Dalam regulasi ini ditegaskan bahwa PLN wajib membeli listrik sesuai availability factor (AF) atau capacity factor (CF) dengan harga sesuai persetujuan. Sementara IPP wajib menyediakan energi sesuai kontrak. Dalam hal penjual tidak dapat mengirimkan energi listrik sesuai kontrak karena kesalahan penjual, penjual kena denda.

Besarnya penalti proporsional, sesuai biaya yang dikeluarkan PLN untuk menggantikan energi yang tidak dapat disalurkan.

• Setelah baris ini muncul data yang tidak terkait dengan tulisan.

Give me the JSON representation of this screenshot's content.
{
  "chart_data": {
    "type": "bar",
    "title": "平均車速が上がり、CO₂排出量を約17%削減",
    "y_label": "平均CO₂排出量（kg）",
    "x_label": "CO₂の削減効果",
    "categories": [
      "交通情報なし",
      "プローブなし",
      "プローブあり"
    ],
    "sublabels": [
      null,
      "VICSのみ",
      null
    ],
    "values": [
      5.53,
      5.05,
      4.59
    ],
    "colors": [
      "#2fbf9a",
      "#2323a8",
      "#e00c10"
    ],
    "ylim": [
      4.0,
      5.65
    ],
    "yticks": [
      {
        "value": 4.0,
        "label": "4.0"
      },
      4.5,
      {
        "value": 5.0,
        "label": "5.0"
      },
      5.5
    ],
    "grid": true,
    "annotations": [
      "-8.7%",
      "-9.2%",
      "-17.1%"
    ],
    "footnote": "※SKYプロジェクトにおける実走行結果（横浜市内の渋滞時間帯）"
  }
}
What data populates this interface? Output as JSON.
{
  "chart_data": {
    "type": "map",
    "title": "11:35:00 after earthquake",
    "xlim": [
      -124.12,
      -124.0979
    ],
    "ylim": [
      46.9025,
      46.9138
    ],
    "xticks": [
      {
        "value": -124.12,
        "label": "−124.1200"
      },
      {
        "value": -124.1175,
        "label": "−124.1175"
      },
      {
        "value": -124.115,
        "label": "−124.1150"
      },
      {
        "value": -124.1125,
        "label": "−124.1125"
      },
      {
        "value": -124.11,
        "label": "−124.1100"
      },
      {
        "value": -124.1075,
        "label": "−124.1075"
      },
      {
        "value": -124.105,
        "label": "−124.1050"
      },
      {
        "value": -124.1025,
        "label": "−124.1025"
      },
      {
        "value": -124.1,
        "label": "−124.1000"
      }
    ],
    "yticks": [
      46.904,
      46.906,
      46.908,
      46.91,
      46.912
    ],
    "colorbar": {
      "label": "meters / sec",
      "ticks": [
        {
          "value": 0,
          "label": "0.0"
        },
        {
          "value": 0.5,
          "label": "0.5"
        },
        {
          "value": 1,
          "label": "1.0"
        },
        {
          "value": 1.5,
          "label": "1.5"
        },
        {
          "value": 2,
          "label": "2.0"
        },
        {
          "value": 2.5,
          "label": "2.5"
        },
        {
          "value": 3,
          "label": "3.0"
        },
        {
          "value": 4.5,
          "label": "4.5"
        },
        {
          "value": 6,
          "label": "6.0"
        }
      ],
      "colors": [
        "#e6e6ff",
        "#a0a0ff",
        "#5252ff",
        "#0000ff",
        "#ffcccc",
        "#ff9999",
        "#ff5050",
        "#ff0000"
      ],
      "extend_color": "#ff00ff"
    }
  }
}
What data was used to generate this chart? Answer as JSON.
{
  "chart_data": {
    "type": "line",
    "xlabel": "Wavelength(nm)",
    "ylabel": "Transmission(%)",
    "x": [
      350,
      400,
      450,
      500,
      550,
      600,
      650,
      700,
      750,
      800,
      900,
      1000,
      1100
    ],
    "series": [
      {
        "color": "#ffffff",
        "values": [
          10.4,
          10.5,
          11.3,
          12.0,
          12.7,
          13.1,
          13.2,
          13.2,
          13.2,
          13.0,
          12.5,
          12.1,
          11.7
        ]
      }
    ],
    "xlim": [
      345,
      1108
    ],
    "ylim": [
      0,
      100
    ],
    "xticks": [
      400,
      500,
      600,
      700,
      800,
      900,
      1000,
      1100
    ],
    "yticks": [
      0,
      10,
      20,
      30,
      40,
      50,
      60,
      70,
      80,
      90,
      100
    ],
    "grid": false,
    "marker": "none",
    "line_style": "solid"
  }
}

Namun jika PLN tidak dapat menyerap energi listrik sesuai kontrak karena kesalahan PLN, maka perusahaan plat merah ini wajib membayar penalti kepada penjual, besarnya disesuaikan komponen investasi. Pelaksanaan operasi sistem untuk memenuhi kebutuhan beban melalui pembangkitan dengan biaya termurah.

***
Peraturan Menteri ESDM Nomor 12 Tahun 2017 mengatur tentang pembelian tenaga listrik dari pembangkit energi terbarukan yang dilakukan dengan mekanisme harga patokan, atau pemilihan langsung. Pembangkit listrik yang memanfaatkan sumber energi terbarukan berbasis teknologi tinggi, efisiensinya sangat variatif, dan sangat tergantung pada cuaca setempat.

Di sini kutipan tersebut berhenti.